I’m sure you’ve interacted with chatbots on websites and in social media that attempt to answer your questions and work to get you to sign-up for more information or to encourage you to make an immediate purchase. These bots have the advantages of being 24x7, responding immediately, and providing additional “top of the funnel” activities to draw in prospects. The ongoing back-and-forth, marketing nudges, and clever followups in email or text message also increasingly benefit from automation and conversational AI.
There is also a growing opportunity to analyze human-human conversations in a sales setting to provide sales intelligence — whether that’s transactional sales that take place in a contact center or more complex sales that take place between an enterprise software salesperson and a prospect — both can benefit from the AI analysis, analytics, and subsequent intelligence and recommendations.

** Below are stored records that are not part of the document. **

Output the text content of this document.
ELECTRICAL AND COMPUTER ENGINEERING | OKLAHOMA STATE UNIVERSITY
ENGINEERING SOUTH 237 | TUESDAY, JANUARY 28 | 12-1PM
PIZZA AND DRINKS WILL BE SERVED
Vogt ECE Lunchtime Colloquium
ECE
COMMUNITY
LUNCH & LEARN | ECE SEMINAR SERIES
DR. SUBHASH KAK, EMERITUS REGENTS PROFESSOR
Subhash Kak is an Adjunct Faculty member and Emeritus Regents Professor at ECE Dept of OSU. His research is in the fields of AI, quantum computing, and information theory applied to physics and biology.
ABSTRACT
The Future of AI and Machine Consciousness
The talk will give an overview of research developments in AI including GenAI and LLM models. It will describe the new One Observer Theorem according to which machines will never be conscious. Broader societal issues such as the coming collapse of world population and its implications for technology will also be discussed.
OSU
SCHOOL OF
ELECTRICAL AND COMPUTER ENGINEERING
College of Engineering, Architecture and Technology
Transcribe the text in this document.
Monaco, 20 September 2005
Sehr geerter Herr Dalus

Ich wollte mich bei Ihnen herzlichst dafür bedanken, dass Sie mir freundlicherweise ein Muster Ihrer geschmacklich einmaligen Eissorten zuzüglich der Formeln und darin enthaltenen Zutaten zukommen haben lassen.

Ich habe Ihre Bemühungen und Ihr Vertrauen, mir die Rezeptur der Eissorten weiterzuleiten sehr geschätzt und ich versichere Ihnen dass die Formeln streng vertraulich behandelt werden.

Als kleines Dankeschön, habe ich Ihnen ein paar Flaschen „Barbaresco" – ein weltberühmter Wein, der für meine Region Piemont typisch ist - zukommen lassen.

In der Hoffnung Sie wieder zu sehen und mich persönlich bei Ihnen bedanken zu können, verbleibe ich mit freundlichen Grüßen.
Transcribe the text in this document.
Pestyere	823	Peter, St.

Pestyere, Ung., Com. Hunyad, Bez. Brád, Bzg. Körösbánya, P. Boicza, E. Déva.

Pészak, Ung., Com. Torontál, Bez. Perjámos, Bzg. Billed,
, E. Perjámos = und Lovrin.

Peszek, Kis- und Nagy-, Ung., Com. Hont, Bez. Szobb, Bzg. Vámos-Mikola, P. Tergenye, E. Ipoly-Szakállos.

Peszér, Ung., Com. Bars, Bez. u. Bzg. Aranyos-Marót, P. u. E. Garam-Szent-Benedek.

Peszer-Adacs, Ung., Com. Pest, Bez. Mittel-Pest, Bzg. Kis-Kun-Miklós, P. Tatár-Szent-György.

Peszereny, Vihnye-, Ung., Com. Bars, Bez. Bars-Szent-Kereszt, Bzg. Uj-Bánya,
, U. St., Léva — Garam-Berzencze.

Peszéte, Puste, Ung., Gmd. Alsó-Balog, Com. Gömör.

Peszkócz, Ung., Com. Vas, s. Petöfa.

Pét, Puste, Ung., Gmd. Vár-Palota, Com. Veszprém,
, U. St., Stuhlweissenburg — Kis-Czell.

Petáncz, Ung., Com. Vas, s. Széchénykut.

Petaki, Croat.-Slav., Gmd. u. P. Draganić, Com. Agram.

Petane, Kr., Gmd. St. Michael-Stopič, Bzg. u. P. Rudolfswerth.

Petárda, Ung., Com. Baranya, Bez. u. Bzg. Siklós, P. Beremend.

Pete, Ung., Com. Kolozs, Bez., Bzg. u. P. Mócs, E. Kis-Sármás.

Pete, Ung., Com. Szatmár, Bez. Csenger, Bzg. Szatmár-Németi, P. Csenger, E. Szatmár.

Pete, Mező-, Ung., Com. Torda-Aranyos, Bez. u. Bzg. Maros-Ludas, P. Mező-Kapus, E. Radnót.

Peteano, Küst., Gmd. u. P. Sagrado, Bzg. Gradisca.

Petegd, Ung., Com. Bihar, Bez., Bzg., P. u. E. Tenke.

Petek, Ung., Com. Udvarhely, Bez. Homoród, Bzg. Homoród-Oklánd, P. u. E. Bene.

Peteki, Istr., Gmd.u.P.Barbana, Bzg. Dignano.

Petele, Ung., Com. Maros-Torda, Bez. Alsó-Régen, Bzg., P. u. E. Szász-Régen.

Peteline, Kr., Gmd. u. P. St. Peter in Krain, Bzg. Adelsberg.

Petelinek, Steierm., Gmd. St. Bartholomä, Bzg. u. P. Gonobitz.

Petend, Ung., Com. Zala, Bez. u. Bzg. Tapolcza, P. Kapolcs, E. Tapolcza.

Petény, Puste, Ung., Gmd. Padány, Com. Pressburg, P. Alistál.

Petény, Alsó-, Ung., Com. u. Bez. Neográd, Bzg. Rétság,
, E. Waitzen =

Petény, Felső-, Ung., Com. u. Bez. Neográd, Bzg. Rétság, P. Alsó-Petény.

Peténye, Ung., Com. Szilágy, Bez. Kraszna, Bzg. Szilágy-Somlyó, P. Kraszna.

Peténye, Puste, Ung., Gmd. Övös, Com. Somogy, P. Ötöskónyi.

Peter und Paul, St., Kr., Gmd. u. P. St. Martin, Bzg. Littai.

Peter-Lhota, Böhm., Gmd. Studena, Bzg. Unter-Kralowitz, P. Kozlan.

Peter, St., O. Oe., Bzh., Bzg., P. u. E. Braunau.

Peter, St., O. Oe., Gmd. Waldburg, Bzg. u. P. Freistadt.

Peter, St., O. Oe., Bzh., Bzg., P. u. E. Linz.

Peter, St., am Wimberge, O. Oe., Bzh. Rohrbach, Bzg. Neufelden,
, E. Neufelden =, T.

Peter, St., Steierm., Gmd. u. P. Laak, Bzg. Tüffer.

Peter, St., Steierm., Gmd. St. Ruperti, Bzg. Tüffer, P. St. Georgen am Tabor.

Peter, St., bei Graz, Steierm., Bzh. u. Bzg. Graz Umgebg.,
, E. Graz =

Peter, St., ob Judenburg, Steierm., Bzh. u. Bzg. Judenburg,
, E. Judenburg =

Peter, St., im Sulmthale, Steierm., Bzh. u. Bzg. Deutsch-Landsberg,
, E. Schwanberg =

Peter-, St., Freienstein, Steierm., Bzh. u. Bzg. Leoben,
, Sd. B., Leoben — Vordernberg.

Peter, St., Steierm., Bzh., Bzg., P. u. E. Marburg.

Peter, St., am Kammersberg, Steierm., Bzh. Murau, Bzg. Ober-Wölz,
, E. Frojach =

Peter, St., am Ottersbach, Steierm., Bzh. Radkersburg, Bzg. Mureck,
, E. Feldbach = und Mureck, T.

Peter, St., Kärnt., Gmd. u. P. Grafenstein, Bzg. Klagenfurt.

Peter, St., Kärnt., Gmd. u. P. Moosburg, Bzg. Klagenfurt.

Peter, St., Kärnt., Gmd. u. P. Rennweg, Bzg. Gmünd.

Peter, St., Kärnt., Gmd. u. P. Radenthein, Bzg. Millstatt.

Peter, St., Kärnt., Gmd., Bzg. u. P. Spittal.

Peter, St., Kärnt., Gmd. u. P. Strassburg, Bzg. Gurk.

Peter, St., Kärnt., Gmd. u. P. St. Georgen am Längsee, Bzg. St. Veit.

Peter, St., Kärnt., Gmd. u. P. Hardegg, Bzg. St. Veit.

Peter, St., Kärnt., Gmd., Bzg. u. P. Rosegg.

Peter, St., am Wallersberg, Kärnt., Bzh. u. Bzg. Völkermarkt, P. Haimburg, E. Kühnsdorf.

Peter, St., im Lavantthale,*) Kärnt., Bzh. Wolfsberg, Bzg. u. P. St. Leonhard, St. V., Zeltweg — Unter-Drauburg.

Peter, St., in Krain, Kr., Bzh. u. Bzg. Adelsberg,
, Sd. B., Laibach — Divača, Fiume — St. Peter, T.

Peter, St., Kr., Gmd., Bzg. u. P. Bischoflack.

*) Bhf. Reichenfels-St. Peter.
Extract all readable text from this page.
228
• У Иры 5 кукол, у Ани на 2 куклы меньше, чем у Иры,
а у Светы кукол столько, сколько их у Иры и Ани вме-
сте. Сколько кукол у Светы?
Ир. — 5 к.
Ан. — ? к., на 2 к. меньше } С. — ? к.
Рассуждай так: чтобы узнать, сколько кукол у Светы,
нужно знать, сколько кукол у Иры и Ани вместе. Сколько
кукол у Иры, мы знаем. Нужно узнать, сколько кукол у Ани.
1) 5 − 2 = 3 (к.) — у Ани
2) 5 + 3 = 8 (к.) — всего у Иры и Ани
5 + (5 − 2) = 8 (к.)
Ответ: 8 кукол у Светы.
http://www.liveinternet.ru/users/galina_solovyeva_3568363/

One area that I have a particular knowledge of is restaurant chatbots and voicebots. Opportunities across the industry range from guest-facing to operations management. On the guest side, a number of companies are working to automate drive-through and phone orders, notably McDonalds purchase of an AI company to automate drive-thru ordering and current emerging start-ups Valyant and ConverseNow.
On the enterprise side, there are an increasing number of applications to make the job of managers easier. Qu, for example, has built an analytics app that operators can speak to directly asking questions like “what were my online sales yesterday?”.
As conversational AI becomes more human-like and can address a broader range of applications, we can expect such technologies to become omnipresent throughout our day-to-day lives — much like we are used to being “always-on” and internet connected today.
Beyond the 5 industries identified, we will see impacts in areas such as education (teaching bots and teaching assistants like Duolingo employs), productivity tools (transcribing and analyzing zoom meetings and conference calls), and, of course, the intelligent virtual assistants like Google and Siri that may become the gateway to the internet connected world through smartphones, smart speakers, smart home appliances, smart offices and more.
Personally, I’m looking forward to a Jarvis-like experience in the not too distant future!